In Minnesota, anyone working with children must report maltreatment to police or a social service agency. Such people are designated as "mandated reporters" under state law. Reporting abuse to a school principal or any other supervisor does not excuse the person witnessing abuse from notifying investigative agencies.
That differs from Pennsylvania, where allegations of child sex abuse against former Penn State assistant football coach Jerry Sandusky led to an investigation of national importance.
In Pennsylvania, said law professor Wesley Oliver, employees witnessing child abuse are supposed to notify their superiors in their institutions or departments. That's where state law breaks down, said Oliver, of Widener University in Pennsylvania.
"Ultimately, the superior must report," he said. "There is a thorny question in Pennsylvania of who that superior is and who has a duty to report. For a major institution, this becomes a complicated question. Does that mean the chair of a department, or the dean of a division of the university, or even the president?"
Pennsylvania law also requires that anyone who learns about child abuse "in the course of his employment" must report it, he said. "Does that mean the employee of a university that educates adults? If so, does this statute mean, for instance, that a garbage man on his route who sees something suspicious must report it?"
The lesson from the Penn State scandal? "Somebody always finds out," said Rick Backman, the Washington County division manager who oversees child protection. "If you think there's a problem you should ask more [about it]. There are red flags all over the place."
While Washington County doesn't have a university, numerous cases of child sex abuse and beatings have hit the headlines in recent years. Even if Minnesota didn't have strong laws, Pelton said, adults have a moral responsibility to report suspected abuse.

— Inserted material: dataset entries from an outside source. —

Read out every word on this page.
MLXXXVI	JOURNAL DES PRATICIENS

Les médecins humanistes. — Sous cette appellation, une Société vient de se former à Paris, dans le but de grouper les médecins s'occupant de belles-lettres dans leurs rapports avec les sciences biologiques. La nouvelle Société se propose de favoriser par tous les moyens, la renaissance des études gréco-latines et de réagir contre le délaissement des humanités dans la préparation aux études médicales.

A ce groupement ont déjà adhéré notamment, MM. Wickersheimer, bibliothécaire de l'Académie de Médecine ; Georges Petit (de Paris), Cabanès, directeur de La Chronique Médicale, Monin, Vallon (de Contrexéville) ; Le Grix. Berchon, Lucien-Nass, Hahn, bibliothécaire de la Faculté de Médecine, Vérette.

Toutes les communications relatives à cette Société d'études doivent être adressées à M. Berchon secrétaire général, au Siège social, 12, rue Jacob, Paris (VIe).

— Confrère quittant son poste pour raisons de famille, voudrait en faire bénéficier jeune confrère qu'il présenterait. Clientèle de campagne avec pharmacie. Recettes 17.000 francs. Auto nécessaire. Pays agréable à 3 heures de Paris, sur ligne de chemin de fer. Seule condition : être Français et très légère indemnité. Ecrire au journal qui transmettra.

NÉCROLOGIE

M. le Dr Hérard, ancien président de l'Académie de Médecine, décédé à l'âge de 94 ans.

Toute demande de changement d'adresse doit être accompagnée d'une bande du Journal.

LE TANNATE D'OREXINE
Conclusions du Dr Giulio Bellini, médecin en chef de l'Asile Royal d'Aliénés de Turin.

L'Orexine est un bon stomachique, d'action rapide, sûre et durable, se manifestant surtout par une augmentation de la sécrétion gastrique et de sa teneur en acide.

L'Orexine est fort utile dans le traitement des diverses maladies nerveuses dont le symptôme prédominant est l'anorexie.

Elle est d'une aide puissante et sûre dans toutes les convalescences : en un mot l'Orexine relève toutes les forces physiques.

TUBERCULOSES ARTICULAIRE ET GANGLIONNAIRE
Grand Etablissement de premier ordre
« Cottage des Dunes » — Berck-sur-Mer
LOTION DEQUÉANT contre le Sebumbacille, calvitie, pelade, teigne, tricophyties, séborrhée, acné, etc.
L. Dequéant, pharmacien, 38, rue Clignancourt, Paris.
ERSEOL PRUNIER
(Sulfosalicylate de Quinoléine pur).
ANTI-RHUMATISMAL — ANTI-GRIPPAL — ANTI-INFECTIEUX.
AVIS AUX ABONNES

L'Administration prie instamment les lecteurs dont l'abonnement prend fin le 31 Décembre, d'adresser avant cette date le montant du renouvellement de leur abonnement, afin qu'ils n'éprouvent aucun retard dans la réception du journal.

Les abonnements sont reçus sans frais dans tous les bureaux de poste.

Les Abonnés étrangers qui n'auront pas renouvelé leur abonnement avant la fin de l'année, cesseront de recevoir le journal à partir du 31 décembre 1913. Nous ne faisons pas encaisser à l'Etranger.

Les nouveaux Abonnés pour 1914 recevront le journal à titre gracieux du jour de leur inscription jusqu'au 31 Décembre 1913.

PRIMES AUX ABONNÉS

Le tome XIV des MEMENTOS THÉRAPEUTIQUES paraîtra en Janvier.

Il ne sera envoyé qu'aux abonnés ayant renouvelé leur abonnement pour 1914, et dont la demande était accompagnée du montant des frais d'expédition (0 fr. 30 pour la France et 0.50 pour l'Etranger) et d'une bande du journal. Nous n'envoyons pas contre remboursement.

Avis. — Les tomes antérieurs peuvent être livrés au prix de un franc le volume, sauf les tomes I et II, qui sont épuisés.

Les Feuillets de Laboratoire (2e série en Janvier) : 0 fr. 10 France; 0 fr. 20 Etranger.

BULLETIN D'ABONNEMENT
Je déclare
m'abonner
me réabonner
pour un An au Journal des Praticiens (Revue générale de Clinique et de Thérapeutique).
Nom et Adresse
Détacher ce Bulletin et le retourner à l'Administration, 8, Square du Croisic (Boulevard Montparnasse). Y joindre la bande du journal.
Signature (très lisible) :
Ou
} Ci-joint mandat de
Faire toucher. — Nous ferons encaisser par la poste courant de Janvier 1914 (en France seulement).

"There has to be some push in the community that these kids are important to us and we should never tolerate mistreatment," he said.
Pelton has conducted dozens of informational sessions this year for adults who work with children to acquaint them with the law. Complaints made to the county are shared with police and vice versa. The identity of anyone reporting abuse is kept confidential, Pelton and Backman said.
Despite more sensational cases such as the Penn State sex scandal, history shows that neglect is the most common form of child abuse -- and results in the most deaths, Pelton said.
Examples would include "co-sleeping," where parents roll over in bed and suffocate small children. Others may involve driving drunk with kids in the vehicle, leaving small children unattended and failing to provide adequate food and shelter.